Anti-Authority Sentiment: Discovery learning is allied to cultural and philosophical mistrust of hierarchical control, centralized expertise, and imposed knowledge. Thought leaders like Paulo Freire and Ivan Illich portrayed traditional education as a means of social control, viewing teachers with suspicion and mistrust. From this perspective, explicit instruction became equated with indoctrination, while discovery learning was seen as a path to emancipation. In this cultural context, discovery learning isn’t just a teaching method. It becomes a symbol of freedom, self-determination, and resistance to authority. 

Cultural and Political Appeal: Self-directed learning resonates with the values of independence, creativity, innovation, personal growth, self-reliance, and breaking free of outdated traditions – values that are prized in western societies. This points to repositioning the teacher from authority figure to facilitator, with children constructing their own understanding rather than being told how the world works. 

All this explains the continuing appeal of discovery learning, yet this teaching method has not stood up well to educational research. Strong empirical evidence shows that explicit, teacher-guided instruction is better than discovery learning in three ways:

  • It’s more effective – students learn more
  • It’s more efficient – it takes less time and mental effort
  • It’s more fulfilling – students feel successful and are motivated to learn more 

Given the research track record, why does discovery learning continue to have so much support? 

Overgeneralizing Success Stories: It’s true that some students thrive in a discovery-based learning environment, especially those who are already highly motivated and have a strong foundation of prior knowledge. But these students are not representative of the general student population, including many in under-resourced communities. 

Confirmation Bias: People tend to favor information that confirms their existing beliefs, expectations, and assumptions, while ignoring or downplaying evidence that contradicts them. This can happen when educators see some success with discovery-based approaches, selectively remembering those successes and overlooking things that didn’t work out as well. 

The Illusion of Understanding: While students are engaged and working hard with discovery learning, it can feel like they’re learning deeply, but they may be reaching incorrect solutions and buying into misconceptions. Students may feel like they get it because of the effort they’ve put in, and may be resistant to correction, even if they get timely feedback. 

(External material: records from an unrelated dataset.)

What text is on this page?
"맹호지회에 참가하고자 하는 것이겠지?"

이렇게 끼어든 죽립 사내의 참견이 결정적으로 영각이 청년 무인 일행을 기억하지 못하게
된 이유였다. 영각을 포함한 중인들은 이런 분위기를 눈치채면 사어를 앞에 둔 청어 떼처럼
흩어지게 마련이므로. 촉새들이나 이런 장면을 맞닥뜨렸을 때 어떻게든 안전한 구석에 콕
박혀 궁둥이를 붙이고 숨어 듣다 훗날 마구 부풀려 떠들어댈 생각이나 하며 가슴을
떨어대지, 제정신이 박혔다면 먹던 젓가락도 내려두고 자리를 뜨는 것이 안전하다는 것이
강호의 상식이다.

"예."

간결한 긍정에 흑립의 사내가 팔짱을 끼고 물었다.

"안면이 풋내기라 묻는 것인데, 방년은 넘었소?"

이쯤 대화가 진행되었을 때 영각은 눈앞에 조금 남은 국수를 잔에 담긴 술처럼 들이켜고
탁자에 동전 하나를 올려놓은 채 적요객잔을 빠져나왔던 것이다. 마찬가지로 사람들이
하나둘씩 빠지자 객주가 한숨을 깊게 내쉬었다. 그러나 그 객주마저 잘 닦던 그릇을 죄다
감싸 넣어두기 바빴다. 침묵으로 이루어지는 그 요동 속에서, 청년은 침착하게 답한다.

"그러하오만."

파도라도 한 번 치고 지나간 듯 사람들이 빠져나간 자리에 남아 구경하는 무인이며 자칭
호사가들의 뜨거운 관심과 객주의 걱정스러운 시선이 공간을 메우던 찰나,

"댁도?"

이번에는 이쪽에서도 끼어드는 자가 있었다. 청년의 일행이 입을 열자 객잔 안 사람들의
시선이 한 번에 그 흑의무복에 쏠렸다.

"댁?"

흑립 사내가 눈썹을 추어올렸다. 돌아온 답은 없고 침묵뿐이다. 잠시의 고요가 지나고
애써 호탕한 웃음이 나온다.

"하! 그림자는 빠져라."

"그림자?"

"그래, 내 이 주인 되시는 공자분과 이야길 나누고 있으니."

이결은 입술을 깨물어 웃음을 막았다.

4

The Constructivist Teaching Fallacy: It’s true that people learn best by integrating new information into their existing knowledge structures. But when teachers provide only minimal guidance, students may not have enough information to construct coherent knowledge.

The Appeal of Active Learning: Research shows that active learning enhances retention, but if students use trial and error to solve a problem, they may have no idea how they got there. Well-guided discovery and explicit instruction can still be highly interactive and engaging.

 Treating Students as Experts: The idea behind discovery learning is that since scientists and other experts work through discovery, students can learn that way too. But experts see the world differently than novices, bringing to bear extensive background knowledge and mental models that guide them as they wrestle with problems. Scientists do science and students learn science. 

Studies in cognitive science consistently demonstrate that students learn best when they’re first explicitly taught foundational concepts before engaging in problem-solving or exploration. Scaffolding and well-designed instructional sequences allow students to explore and apply knowledge meaningfully after they have been given the necessary tools. This doesn’t mean that learning should be passive. Well-designed instruction incorporates active engagement, inquiry, and critical thinking, but within a framework that provides necessary support.